• Sonuç bulunamadı

SAHA ÇALIŞMASI

7.1. Bölgedeki Toplumsal Yapı

7.1.2. Türkiye Tarafında Sosyal ve Ailesel Yapı 1 Hakim Kültürel Yapı ve Cinsiyet Rolleri

7.1.2.4 Çok Eşlilik

Görüşülen kamu kurumu yetkilileri ve STK temsilcileri çok eşliliğin bölgenin temelinde var olan bir adet olduğuna işaret etmiştir. Türkiye’de yasal düzenlemeler bunun önemli miktarda önüne geçse de pratikte halen çeşitli seviyelerde özellikle kırsal kesimde devam etmektedir. Saha çalışması yapılan 3 il arasından

özelllikle Şanlıurfa’da çok eşli evlilik kültürü daha yaygındır. Çok eşlilik erkeğin gücünün ve iktidarının bir göstergesi olarak da algılanmaktadır. İkinci eşlere imam nikahı yapılmış olması bölgedeki dini kurumların bu konuda etkin bir mücadele veremediğini göstermektedir. Resmi nikâhlı eşler çoğu zaman ekonomik özgürlükleri olmadığı için boşanamamaktadır.

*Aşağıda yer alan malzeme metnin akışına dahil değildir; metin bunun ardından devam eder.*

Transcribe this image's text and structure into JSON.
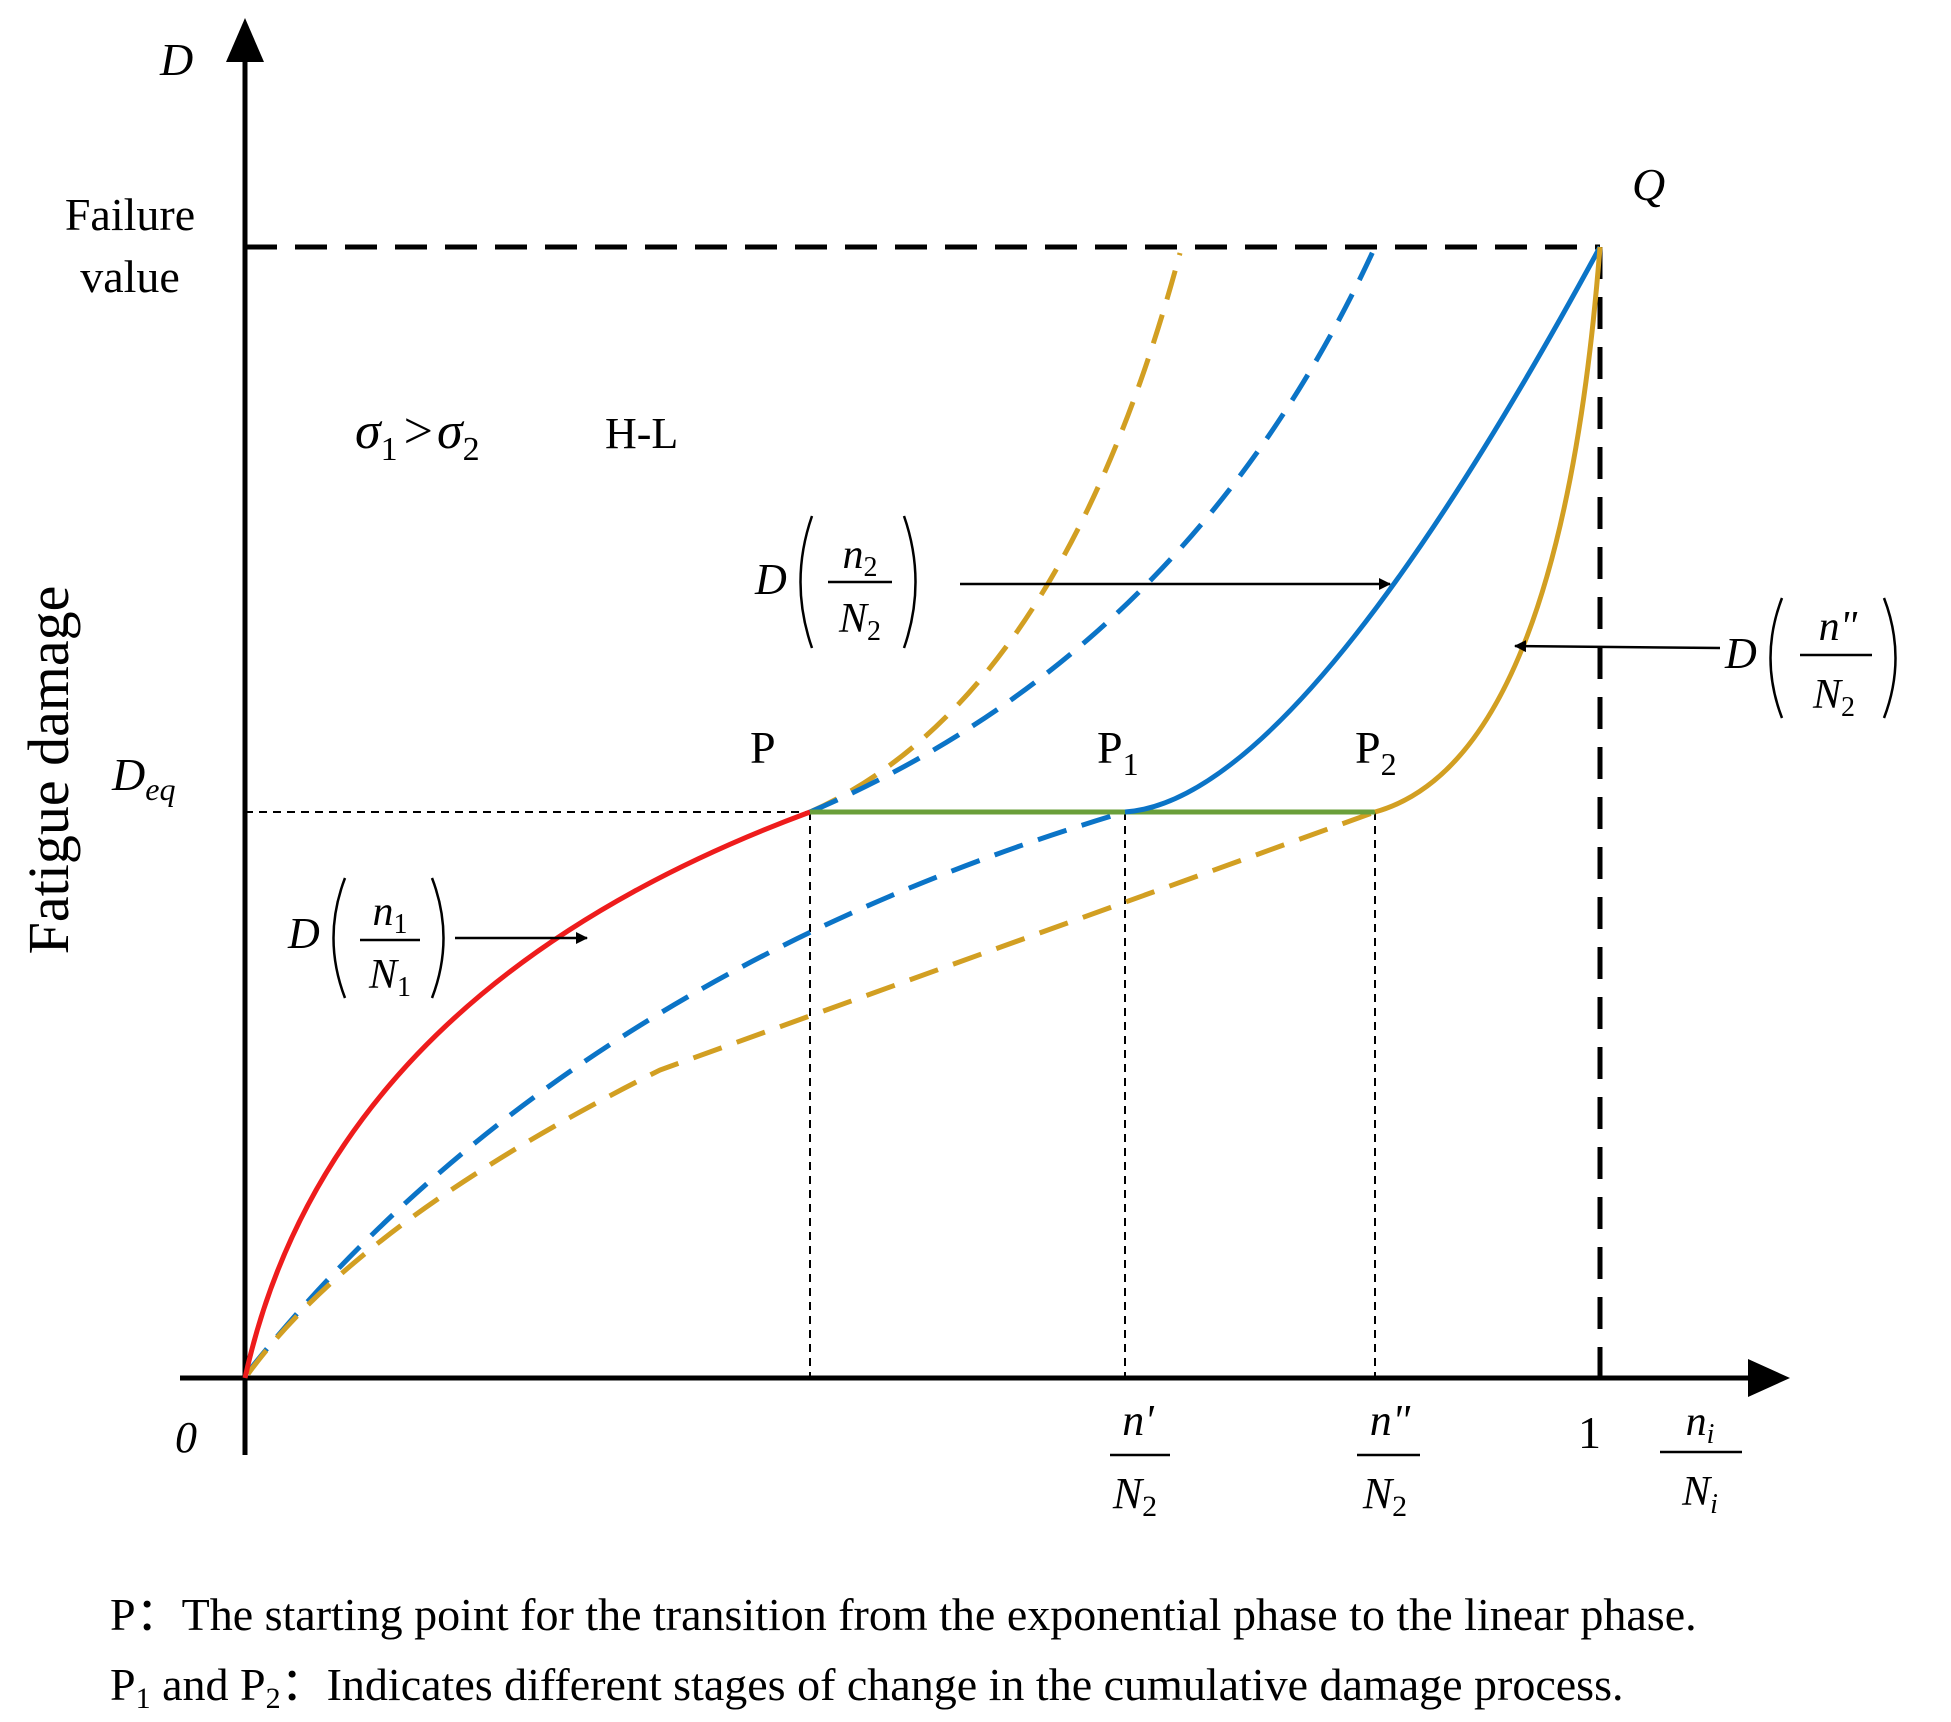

“Güneydoğu, Doğu Anadolu bölgesinde kadın erkek ilişkilerine bakış ve evliliğe bakış maalesef erkeğin birden fazla evlilik yapmasını meşru gören bir anlayış var. Bunun dini ve ekonomik referansları var geçmişten gelen toplumsal hafızadan referanslar var.” (Mardin, Kamu kurumu).

“Bizim hem geleneklerimiz hem de yanlış olan dini inançlarımız bunu destekliyor. Erkeklerin şakalarında hep bu vardır. 4’e kadar işte alabiliriz veya hanımıma yardımcı aldım gibi ...” (Gaziantep, Kamu kurumu).

“Dini boyutu var işin İslam’da böyle bir şey olduğu için. Burada da dinin uygulanması yüksek. Muhafazakar bir yapı var. Meşru bir şekilde 2.eş alabiliyor ama yeni jenerasyonda çok az.” (Mardin, STK).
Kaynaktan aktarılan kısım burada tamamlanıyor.